October 27, 2022

Alexander Stoddart: Culture as Communion with the Dead


Wikipedia:

Alexander "Sandy" Stoddart FRSE (born 1959) is a Scottish sculptor, who, since 2008, has been the Queen's Sculptor in Ordinary in Scotland. He works primarily on figurative sculpture in clay within the neoclassical tradition. Stoddart is best known for his civic monuments, including 10 feet (3.0 m) bronze statues of David Hume and Adam Smith, philosophers during the Scottish Enlightenment, on the Royal Mile in Edinburgh, and others of James Clerk Maxwell, William Henry Playfair and John Witherspoon. Stoddart says of his own motivation, "My great ambition is to do sculpture for Scotland", primarily through large civic monuments to figures from the country's past.

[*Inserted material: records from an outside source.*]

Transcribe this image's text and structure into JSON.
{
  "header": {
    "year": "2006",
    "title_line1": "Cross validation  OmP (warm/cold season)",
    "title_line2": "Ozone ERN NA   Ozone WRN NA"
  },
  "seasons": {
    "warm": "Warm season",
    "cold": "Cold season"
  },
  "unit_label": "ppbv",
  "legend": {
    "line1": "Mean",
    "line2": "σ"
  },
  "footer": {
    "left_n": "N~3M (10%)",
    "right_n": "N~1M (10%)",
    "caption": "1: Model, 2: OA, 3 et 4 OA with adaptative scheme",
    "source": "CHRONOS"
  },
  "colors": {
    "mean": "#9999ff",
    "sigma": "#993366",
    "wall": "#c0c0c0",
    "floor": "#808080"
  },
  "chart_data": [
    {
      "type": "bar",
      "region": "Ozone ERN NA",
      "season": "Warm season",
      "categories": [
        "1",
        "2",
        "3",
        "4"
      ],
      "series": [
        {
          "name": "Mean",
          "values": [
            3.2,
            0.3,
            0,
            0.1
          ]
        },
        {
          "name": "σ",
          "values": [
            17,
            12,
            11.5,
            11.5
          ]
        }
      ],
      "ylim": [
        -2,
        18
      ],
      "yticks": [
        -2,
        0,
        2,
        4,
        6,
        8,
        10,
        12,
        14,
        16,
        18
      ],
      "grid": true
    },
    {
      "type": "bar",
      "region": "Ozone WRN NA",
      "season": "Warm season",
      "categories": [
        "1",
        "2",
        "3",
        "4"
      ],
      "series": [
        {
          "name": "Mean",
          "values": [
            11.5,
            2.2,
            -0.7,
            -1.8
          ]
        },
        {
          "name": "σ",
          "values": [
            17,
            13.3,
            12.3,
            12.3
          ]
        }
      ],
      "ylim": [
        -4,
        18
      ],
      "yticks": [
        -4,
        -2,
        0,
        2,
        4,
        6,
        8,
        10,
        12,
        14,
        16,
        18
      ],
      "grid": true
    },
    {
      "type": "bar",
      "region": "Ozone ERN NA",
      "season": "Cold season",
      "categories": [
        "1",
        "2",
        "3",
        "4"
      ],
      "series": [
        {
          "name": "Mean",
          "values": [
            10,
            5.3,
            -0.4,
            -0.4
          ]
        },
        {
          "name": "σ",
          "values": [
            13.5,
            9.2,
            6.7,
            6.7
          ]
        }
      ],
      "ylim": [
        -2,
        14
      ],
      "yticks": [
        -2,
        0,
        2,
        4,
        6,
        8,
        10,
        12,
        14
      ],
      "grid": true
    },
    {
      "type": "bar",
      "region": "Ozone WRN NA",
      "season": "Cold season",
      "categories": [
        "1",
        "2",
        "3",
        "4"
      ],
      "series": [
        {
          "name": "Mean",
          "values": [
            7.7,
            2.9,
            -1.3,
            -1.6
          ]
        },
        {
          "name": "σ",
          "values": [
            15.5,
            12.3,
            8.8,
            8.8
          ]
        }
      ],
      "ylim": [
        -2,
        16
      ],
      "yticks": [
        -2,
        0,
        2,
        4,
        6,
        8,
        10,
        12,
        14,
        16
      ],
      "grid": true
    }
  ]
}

Video Title: Alexander Stoddart: Culture as Communion with the Dead. Source: Ralston College. Date Published: Jun 2, 2021. Description:

In Part II of their discussion Stephen Blackwood and Alexander Stoddart speak about the transhistorical community of past, present, and future. Stoddart explicates his Schopenhauerian view of art as life-denying and thus paradoxically able to help us relinquish our own will to power. He contrasts this view with that of a shallow presentism, a self-absorbed modernist outlook that views the present as inherently superior to both past and future, cutting off its own vital resources and neglecting its fundamental obligations. Stoddart shows another way.